To ważna zmiana, bo teraz pracownik na zwolnieniu nic nie może robić, co jest związane z wykonywaniem pracy.
- Obecnie jakakolwiek aktywność zawodowa w trakcie E-ZLA powoduje utratę zasiłku chorobowego - podkreśla Iwona Kowalska-Matis, regionalny rzecznik prasowy ZUS na Dolnym Śląsku.
Chory pracownik na L4 będzie mógł dorobić
Zgodnie z nowymi propozycjami chory na popularnym L4 (teraz druk zwolnienia lekarskiego ma kod E-ZLA) będzie mógł wykonywać incydentalne czynności, np. podpisać listę płac, rachunek, czy list przewozowy.
Co będzie mógł pracownik na zwolnieniu L4
Między innymi pójść na spacer związany z rekonwalescencją, ale nie tylko.
Zwolnienie lekarskie i praca w kilku miejscach. Będzie to możliwe
Na tym nie koniec zmian. Gazeta podaje, że zmiany czekają również osoby zatrudnione w dwóch miejscach. – Pracownik, który zachoruje, będzie mógł być zwolniony z pracy dla jednego pracodawcy, ale nadal – z odpowiednią adnotacją lekarza - świadczyć obowiązki służbowe na rzecz drugiego szefa. „Obecnie jest to niedopuszczalne”– wyjaśnia gazeta.

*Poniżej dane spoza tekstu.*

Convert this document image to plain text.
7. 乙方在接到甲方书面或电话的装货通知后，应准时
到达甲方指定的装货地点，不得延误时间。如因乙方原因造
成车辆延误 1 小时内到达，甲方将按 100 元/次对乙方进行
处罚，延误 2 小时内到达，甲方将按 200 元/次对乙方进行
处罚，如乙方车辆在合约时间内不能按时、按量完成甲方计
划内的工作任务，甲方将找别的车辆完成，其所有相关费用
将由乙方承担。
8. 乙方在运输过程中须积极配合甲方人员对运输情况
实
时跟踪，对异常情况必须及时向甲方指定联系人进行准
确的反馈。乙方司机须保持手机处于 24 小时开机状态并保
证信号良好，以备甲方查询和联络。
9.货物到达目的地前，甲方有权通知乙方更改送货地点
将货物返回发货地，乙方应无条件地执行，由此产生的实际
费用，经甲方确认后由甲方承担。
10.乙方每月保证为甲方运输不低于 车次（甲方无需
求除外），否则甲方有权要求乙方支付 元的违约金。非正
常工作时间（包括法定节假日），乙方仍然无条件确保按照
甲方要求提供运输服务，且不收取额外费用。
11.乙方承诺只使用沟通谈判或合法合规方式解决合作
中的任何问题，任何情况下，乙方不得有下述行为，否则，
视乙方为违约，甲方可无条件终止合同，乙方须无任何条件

Kiedy będzie można pracować na zwaleniu lekarskim?
Zmiany, nad którymi pracuje Rada Ministrów, mogą wejść w życie już na początku 2025 roku.

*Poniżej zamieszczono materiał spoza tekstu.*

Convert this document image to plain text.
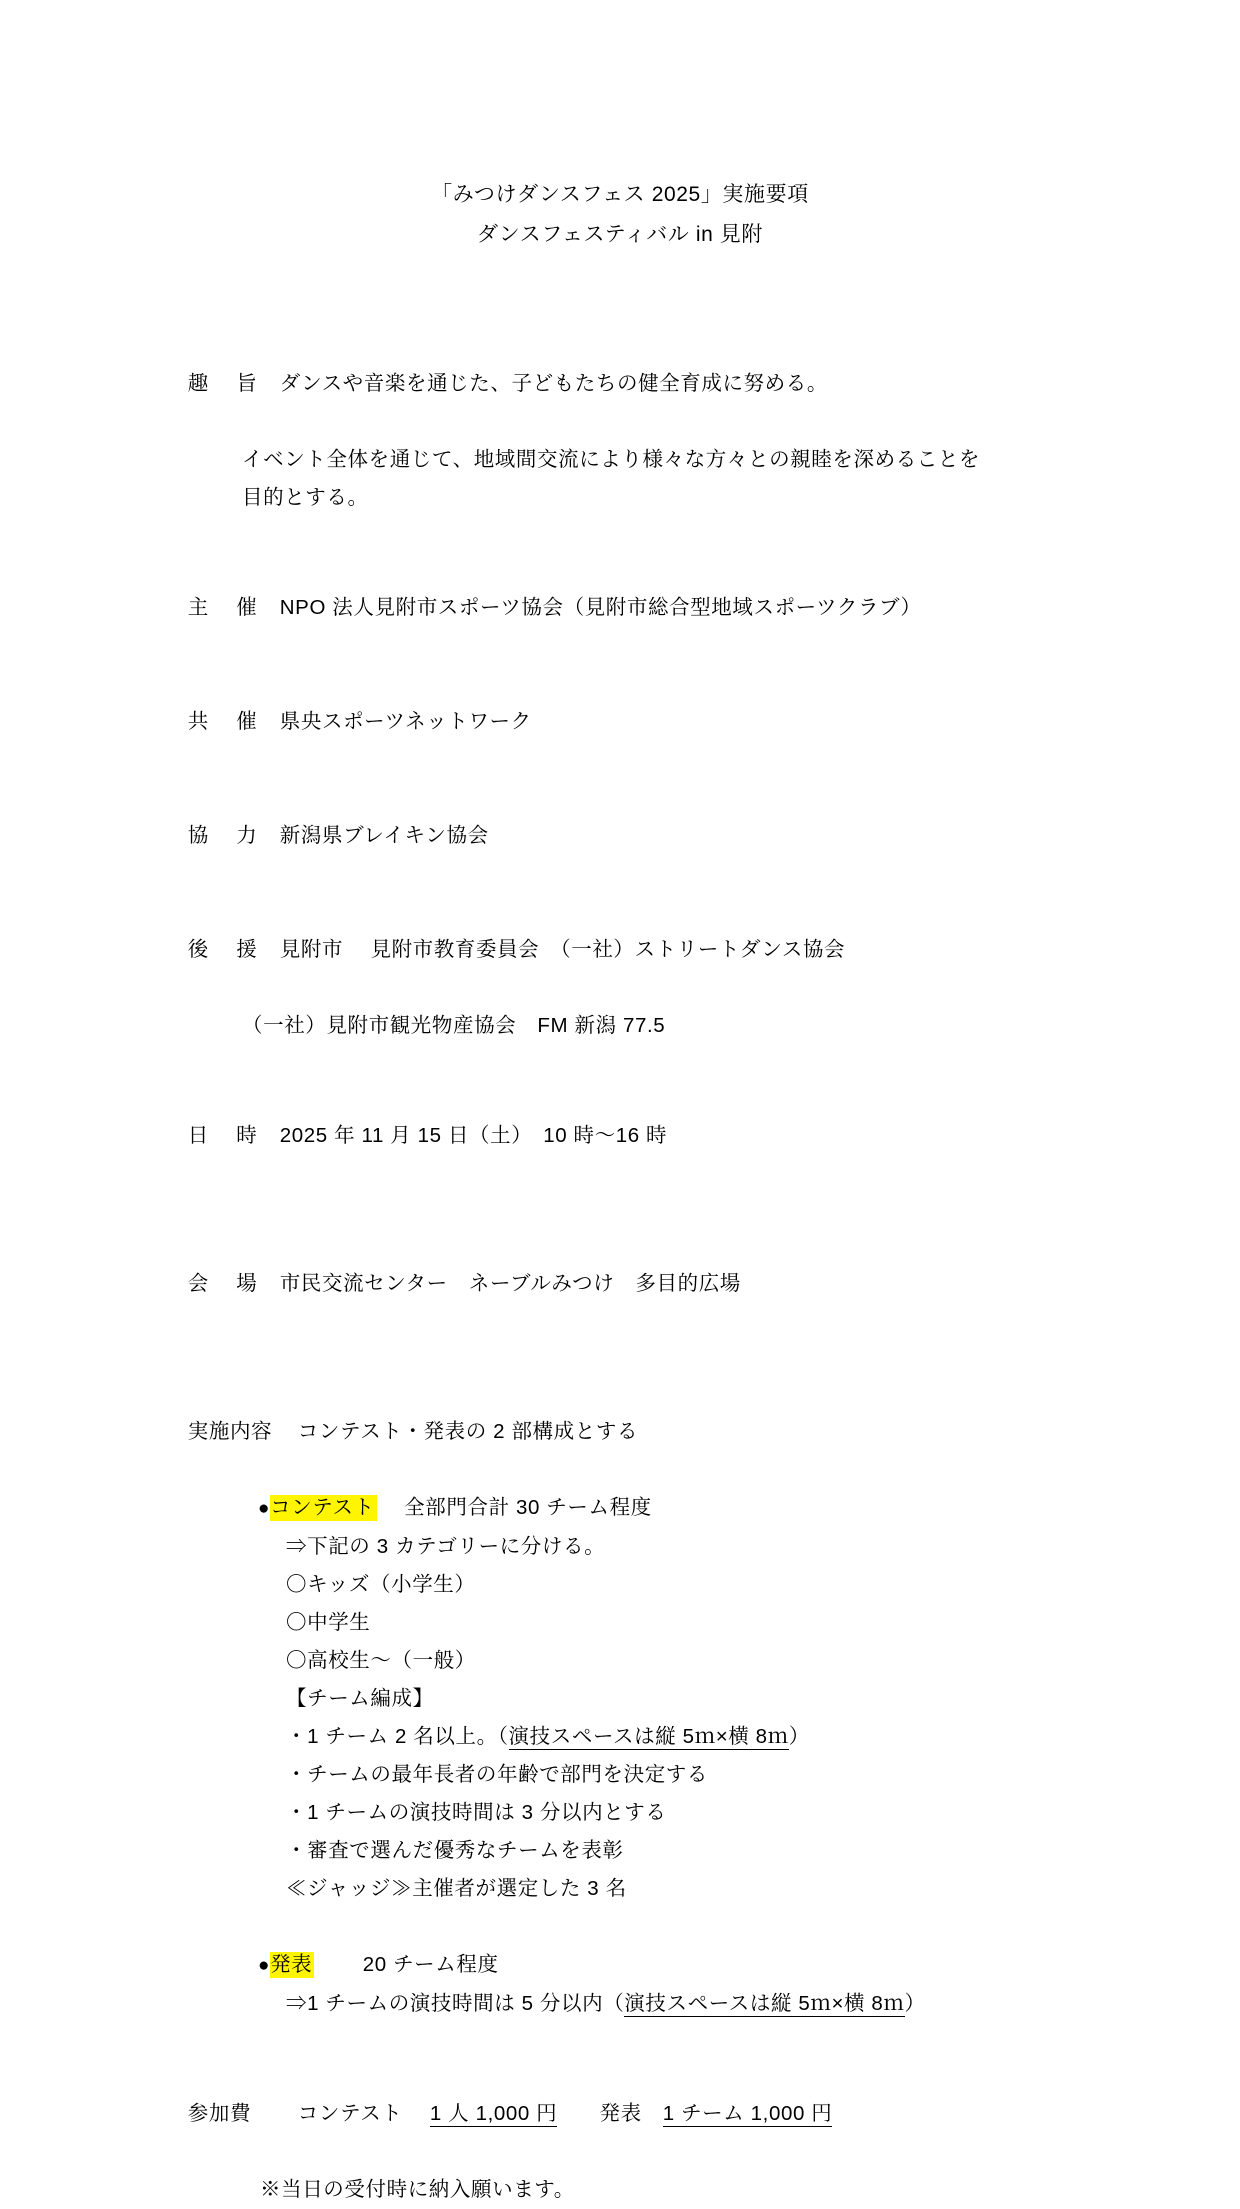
「みつけダンスフェス 2025」実施要項
ダンスフェスティバル in 見附

趣　 旨 ダンスや音楽を通じた、子どもたちの健全育成に努める。

イベント全体を通じて、地域間交流により様々な方々との親睦を深めることを
目的とする。

主　 催 NPO 法人見附市スポーツ協会（見附市総合型地域スポーツクラブ）

共　 催 県央スポーツネットワーク

協　 力 新潟県ブレイキン協会

後　 援 見附市　 見附市教育委員会　（一社）ストリートダンス協会

（一社）見附市観光物産協会　FM 新潟 77.5

日　 時 2025 年 11 月 15 日（土）　10 時～16 時

会　 場 市民交流センター　ネーブルみつけ　多目的広場

実施内容 コンテスト・発表の 2 部構成とする

●コンテスト　 全部門合計 30 チーム程度
⇒下記の 3 カテゴリーに分ける。
〇キッズ（小学生）
〇中学生
〇高校生～（一般）
【チーム編成】
・1 チーム 2 名以上。（演技スペースは縦 5ｍ×横 8ｍ）
・チームの最年長者の年齢で部門を決定する
・1 チームの演技時間は 3 分以内とする
・審査で選んだ優秀なチームを表彰
≪ジャッジ≫主催者が選定した 3 名
●発表　　 20 チーム程度
⇒1 チームの演技時間は 5 分以内（演技スペースは縦 5ｍ×横 8ｍ）

参加費 コンテスト　 1 人 1,000 円　　 発表　 1 チーム 1,000 円

※当日の受付時に納入願います。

Planowane zmiany w przepisach ws. zwolnień lekarskich
Komentarz do proponowanych zmian w przepisach dotyczących zwolnień lekarskich. Dr Joanna Wieprow, Uniwersytet WSB Merito we Wrocławiu.
- Proponowane zmiany w przepisach dotyczących zwolnień lekarskich, stanowią istotny krok w kierunku większej elastyczności dla pracowników przebywających na chorobowym. Zwolnienie lekarskie, choć ma na celu zapewnienie pracownikowi czasu na regenerację, często wiąże się z ograniczeniem wielu codziennych aktywności. Nowe przepisy, umożliwiające wykonywanie incydentalnych czynności, takich jak zakupy czy wizyty lekarskie, z pewnością zwiększą komfort życia osób chorych.
Warto podkreślić, że możliwość wykonywania takich czynności nie powinna wpływać na prawo do świadczeń z ZUS. Jest to rozwiązanie, które z jednej strony pozwala pracownikom na większą samodzielność, z drugiej zaś nie zagraża stabilności systemu ubezpieczeń społecznych. Jednocześnie należy zwrócić uwagę, że wprowadzenie nowych przepisów powinno być poparte odpowiednimi mechanizmami kontrolnymi. Ważne jest, aby mieć pewność, że możliwość wykonywania incydentalnych czynności nie będzie nadużywana i nie będzie podważana zasadność wystawionego zwolnienia lekarskiego.
Podsumowując, proponowane zmiany w przepisach dotyczących zwolnień lekarskich to krok w dobrą stronę. Zwiększają one elastyczność systemu i lepiej odpowiadają na potrzeby współczesnych pracowników.
Warto jednak podkreślić, że to na razie projekt, który jest w trakcie uzgodnień.
Nie każdy lekarz wystawi zwolnienie lekarskie
ZUS przypomina, że nie każdy lekarz musi i może orzekać o czasowej niezdolności do pracy, czyli wystawiać zwolnienia chorobowe. Żeby mieć takie uprawnienia, lekarz powinien złożyć w Zakładzie Ubezpieczeń Społecznych odpowiedni wniosek, bo to właśnie ZUS wydaje lekarzom upoważnienia do wystawiania e-zwolnień.
W całym kraju jest obecnie ok. 180 tys. osób, które mają upoważnienie do wystawiania zwolnień lekarskich w formie decyzji wydanej przez Zakład Ubezpieczeń Społecznych.